Perlu dipahami, cara berkendara yang ideal agar tak cepat letih. Tentunya dengan menyesuaikan postur tubuh dan kenyamanan ketika berada di atas jok motor.

Ada beberapa poin yang harus diperhatikan ketika berkendara dengan motor. Diantaranya adalah pandangan mata, pundak, siku, tangan, pinggul lutut dan kaki. Jika semua diawali dengan rasa nyaman dan rileks, rasanya berkendara juga jadi lebih tahan.

Untuk pandangan mata, cara terbaik adalah dengan posisi tegak. Di mana sang pengendara akan bisa mengontrol sepenuhnya bagian depan motor. Termasuk memprediksi jarak dengan motor di depan. Penting untuk mendapatkan informasi sebanyak-banyaknya, agar tepat mengambil keputusan ketika berkendara.

Kemudian bagian pundak, harus lebih rileks. Jika kondisinya dalam keadaan tegang, bisa dipastikan sang pengendara bakal cepat letih. Kuncinya adalah di siku, yang sedikit menekuk. Jadi ada ruang gerak ke depan dan ke belakang yang bisa dimainkan oleh tubuh.

Lalu genggaman tangan di grip setang motor, juga harus pas. Agar bisa mengoperasikan tuas gas, rem, kopling serta instrumen kelistrikan dengan baik. Posisi pinggul juga berperan besar dalam hal ini. Jika pinggul posisi duduknya terlalu ke belakang, maka pundak akan terasa tegang. Begitu juga jika terlalu berada di depan jok motor.

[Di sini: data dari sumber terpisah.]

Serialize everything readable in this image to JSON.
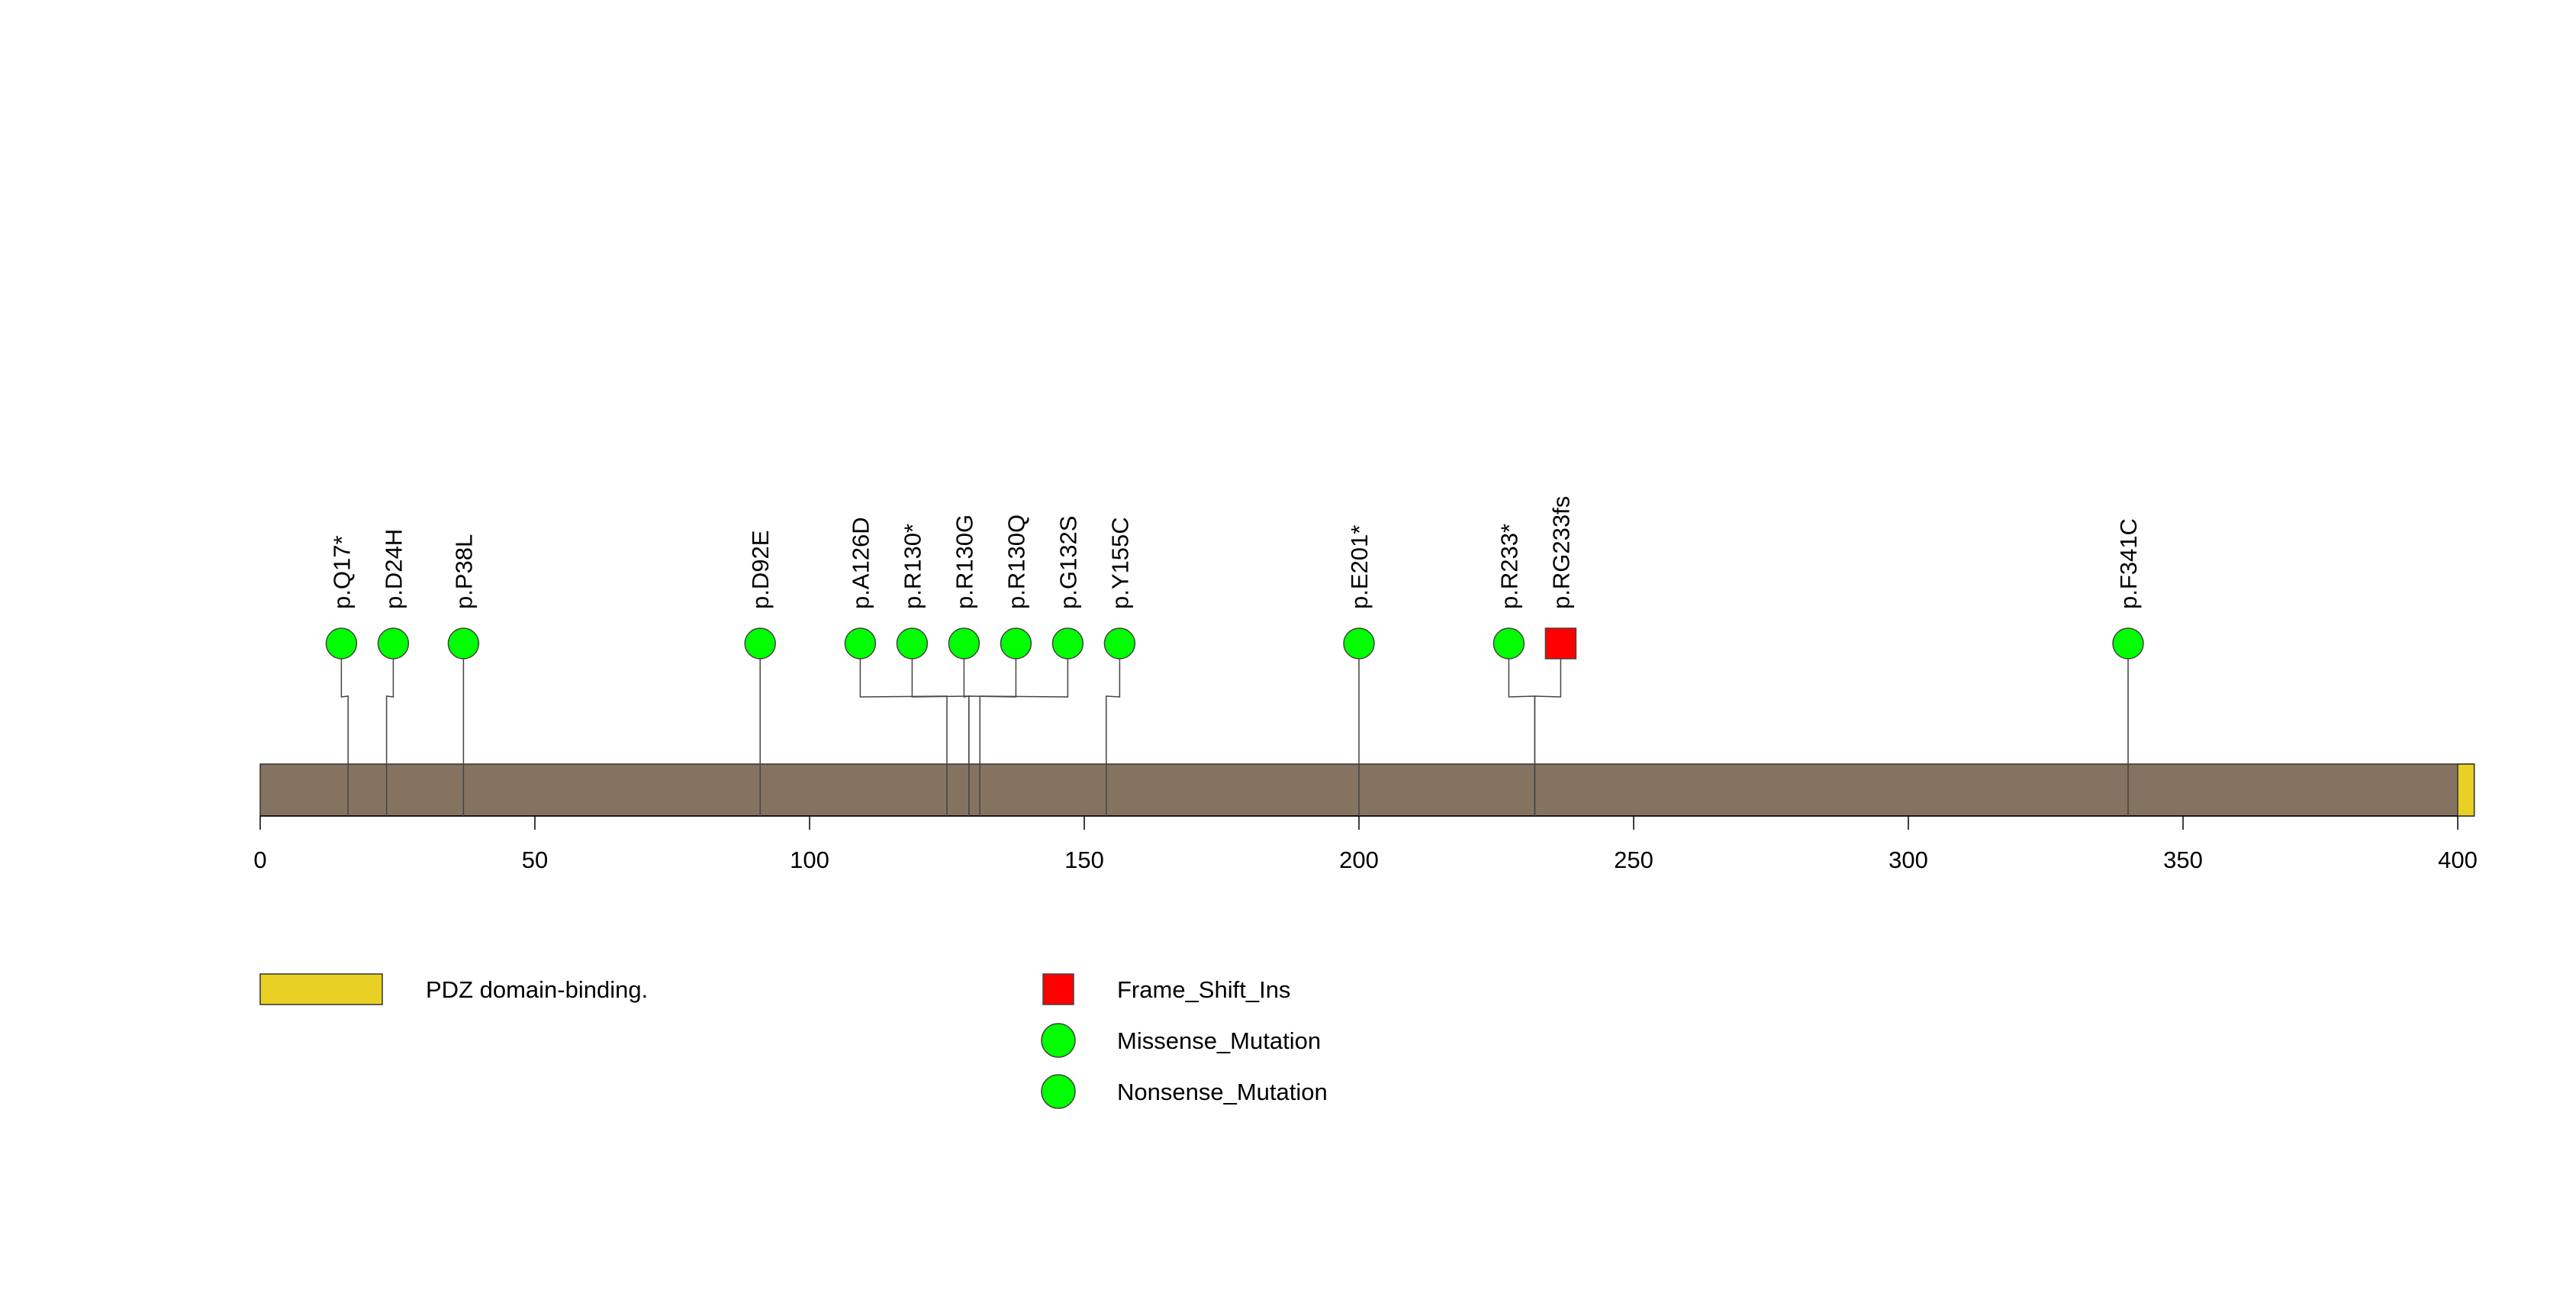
{
  "chart_data": {
    "type": "lollipop",
    "protein_length": 403,
    "x_ticks": [
      0,
      50,
      100,
      150,
      200,
      250,
      300,
      350,
      400
    ],
    "backbone_color": "#857361",
    "domains": [
      {
        "name": "PDZ domain-binding.",
        "start": 400,
        "end": 403,
        "color": "#E8D025"
      }
    ],
    "mutations": [
      {
        "label": "p.Q17*",
        "position": 16,
        "type": "Nonsense_Mutation"
      },
      {
        "label": "p.D24H",
        "position": 23,
        "type": "Missense_Mutation"
      },
      {
        "label": "p.P38L",
        "position": 37,
        "type": "Missense_Mutation"
      },
      {
        "label": "p.D92E",
        "position": 91,
        "type": "Missense_Mutation"
      },
      {
        "label": "p.A126D",
        "position": 125,
        "type": "Missense_Mutation"
      },
      {
        "label": "p.R130*",
        "position": 129,
        "type": "Nonsense_Mutation"
      },
      {
        "label": "p.R130G",
        "position": 129,
        "type": "Missense_Mutation"
      },
      {
        "label": "p.R130Q",
        "position": 129,
        "type": "Missense_Mutation"
      },
      {
        "label": "p.G132S",
        "position": 131,
        "type": "Missense_Mutation"
      },
      {
        "label": "p.Y155C",
        "position": 154,
        "type": "Missense_Mutation"
      },
      {
        "label": "p.E201*",
        "position": 200,
        "type": "Nonsense_Mutation"
      },
      {
        "label": "p.R233*",
        "position": 232,
        "type": "Nonsense_Mutation"
      },
      {
        "label": "p.RG233fs",
        "position": 232,
        "type": "Frame_Shift_Ins"
      },
      {
        "label": "p.F341C",
        "position": 340,
        "type": "Missense_Mutation"
      }
    ],
    "legend": {
      "domains": [
        {
          "label": "PDZ domain-binding.",
          "color": "#E8D025"
        }
      ],
      "mutation_types": [
        {
          "label": "Frame_Shift_Ins",
          "shape": "square",
          "color": "#FF0000"
        },
        {
          "label": "Missense_Mutation",
          "shape": "circle",
          "color": "#00FF00"
        },
        {
          "label": "Nonsense_Mutation",
          "shape": "circle",
          "color": "#00FF00"
        }
      ]
    }
  }
}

"Jangan hanya terfokus menatap depan. Pastikan Anda melihat ke kanan dan kiri serta sekeliling untuk mengetahui lingkungan dan kondisi jalan. Hal ini untuk menghindari kejadian yang disebabkan oleh pengendara lain atau pejalan kaki," kata Chief of Trainer Rifat Drive Labs, Herry Wahyudi di Jakarta, beberapa waktu lalu.

Jadi ada baiknya mengatur posisi duduk senyaman mungkin, tentu berdasarkan beberapa posisi anggota tubuh di atas. Tujuannya berkendara bisa lebih aman, nyaman dan tubuh tetap fit. Jangan lupa kenakan selalu perlengkapan berkendara.